Porque, das duas uma, ou Thomashausen deseja assumir maior protagonismo no assunto, assumindo o lugar providencialmente deixado vago por Cistac - mandatado por Nyusi, segundo ele próprio - que poderia tentativamente levar a RENAMO a uma armadilha diabólica com o consequente funeral politico do líder. Ou então, cumpre-se uma outra agenda como adiante me refiro.
Porque no que ao projecto da RENAMO diz respeito, seus argumentos são insuficientes para contrapor o número 4 do art. 273 no que tange às povoações. Por alguma razão ele tem insistentemente levado a discussão para o âmbito estanque dos municípios.

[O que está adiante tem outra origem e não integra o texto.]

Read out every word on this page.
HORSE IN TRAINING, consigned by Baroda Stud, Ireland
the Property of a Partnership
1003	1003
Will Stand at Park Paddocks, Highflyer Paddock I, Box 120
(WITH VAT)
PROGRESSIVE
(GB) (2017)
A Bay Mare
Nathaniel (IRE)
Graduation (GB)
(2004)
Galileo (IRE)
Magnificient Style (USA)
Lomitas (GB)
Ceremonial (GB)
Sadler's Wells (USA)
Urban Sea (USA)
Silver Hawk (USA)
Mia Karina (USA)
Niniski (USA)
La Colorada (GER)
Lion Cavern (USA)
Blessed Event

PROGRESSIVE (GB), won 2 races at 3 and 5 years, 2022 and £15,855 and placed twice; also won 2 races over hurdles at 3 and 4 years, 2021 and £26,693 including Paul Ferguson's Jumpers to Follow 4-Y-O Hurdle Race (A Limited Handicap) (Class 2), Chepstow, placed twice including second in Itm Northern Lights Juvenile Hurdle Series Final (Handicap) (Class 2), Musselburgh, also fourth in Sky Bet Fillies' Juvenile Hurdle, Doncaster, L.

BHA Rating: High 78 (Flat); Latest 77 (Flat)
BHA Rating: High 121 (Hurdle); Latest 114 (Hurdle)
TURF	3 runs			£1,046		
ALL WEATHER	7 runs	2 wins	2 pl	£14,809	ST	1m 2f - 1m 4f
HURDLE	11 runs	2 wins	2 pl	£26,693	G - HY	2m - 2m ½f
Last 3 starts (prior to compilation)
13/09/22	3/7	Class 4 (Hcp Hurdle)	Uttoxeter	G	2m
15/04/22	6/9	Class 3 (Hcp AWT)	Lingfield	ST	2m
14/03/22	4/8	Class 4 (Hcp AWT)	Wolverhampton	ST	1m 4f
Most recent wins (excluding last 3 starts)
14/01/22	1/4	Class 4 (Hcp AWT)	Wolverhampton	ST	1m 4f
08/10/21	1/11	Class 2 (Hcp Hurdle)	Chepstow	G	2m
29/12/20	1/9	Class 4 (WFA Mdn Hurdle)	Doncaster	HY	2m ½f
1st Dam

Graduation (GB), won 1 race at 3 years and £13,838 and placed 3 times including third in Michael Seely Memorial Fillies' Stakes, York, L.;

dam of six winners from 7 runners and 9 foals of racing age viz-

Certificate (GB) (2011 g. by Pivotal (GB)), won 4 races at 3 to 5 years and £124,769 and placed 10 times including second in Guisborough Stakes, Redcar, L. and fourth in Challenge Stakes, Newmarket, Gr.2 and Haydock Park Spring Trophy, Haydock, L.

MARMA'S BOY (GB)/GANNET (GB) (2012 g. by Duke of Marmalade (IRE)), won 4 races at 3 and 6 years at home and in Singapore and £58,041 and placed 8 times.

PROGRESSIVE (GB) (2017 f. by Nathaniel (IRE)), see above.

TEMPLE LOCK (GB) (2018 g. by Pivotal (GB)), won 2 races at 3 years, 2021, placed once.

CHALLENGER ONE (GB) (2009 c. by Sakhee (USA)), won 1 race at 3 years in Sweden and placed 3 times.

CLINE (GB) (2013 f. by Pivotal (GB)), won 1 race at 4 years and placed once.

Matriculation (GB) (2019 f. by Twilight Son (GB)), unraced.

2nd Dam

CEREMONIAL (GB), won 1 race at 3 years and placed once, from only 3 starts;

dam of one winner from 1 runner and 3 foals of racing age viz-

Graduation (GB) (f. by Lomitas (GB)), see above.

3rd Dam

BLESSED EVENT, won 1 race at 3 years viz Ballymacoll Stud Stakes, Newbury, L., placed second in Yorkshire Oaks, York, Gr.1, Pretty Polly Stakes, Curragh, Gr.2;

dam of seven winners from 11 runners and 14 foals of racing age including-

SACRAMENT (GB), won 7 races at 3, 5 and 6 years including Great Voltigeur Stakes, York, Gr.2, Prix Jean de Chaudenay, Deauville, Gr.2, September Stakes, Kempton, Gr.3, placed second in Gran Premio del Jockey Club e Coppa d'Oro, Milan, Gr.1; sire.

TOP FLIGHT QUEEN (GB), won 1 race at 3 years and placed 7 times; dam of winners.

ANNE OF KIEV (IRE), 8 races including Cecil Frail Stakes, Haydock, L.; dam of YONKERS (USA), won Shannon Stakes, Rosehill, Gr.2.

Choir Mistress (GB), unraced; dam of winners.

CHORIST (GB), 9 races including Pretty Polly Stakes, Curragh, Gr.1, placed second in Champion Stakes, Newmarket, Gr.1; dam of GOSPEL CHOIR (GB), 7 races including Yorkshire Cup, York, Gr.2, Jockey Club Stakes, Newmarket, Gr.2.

Em terceiro e último lugar, temos a posição da FRELIMO que de momento é uma incógnita. Se no consulado de Guebuza se defendia que "... a Frelimo não aceita aquilo que chama ideia de parcelamento do país (...) o povo não se deve deixar intimidar com as declarações de Dhlakama..." (Conceita Sortane a TV MIRAMAR)...” hoje em dia o posicionamento varia, tendo alguns militantes optado por explorar as falhas jurídicas do projecto da RENAMO via OAM, mas uma boa parte deles optou por fazer uma reflexão interna profunda em torno de uma aspiração popular que não é de hoje. E nem sequer poder ser assumido como assunto de um partido político só. É assim que não é de se desprezar a possibilidade da FRELIMO apresentar na AR uma contra-proposta muito mais elaborada que retire o protagonismo político da RENAMO, satisfaça a opinião pública e lhe possibilite resolver o assunto em definitivo.

Face ao exposto acima, eu arriscaria um breve diagnóstico da situação assente nas seguintes constatações. Aparentemente,  as posições divergentes entre a RENAMO e os opositores à sua proposta de lei são mais políticas do que jurídicas. Recentemente, publiquei umartigo intitulado "O Mérito em se discutir as Regiões Autónomas" em que alertava para o papel de três (3) importantes actores para os quais o projecto da RENAMO constitui uma maldição. Recordando:

I.                   Multinacionais => Revisão da sua Planificação Financeira Internacional => Lêr (Andre Thomashausen em entrevista ao SAVANA);

II.                Empresariado da CTA => Erosão de beneficios fiscais, financeiros e políticos por conta do OGE => Ler (posição oficial e oficiosa de membros da OAM);

III.             Funcionários Públicos => Erosão do "Aparelho" clientelista da FRELIMO => Lêr e ouvir (Conceita Sortane a TV MIRAMAR).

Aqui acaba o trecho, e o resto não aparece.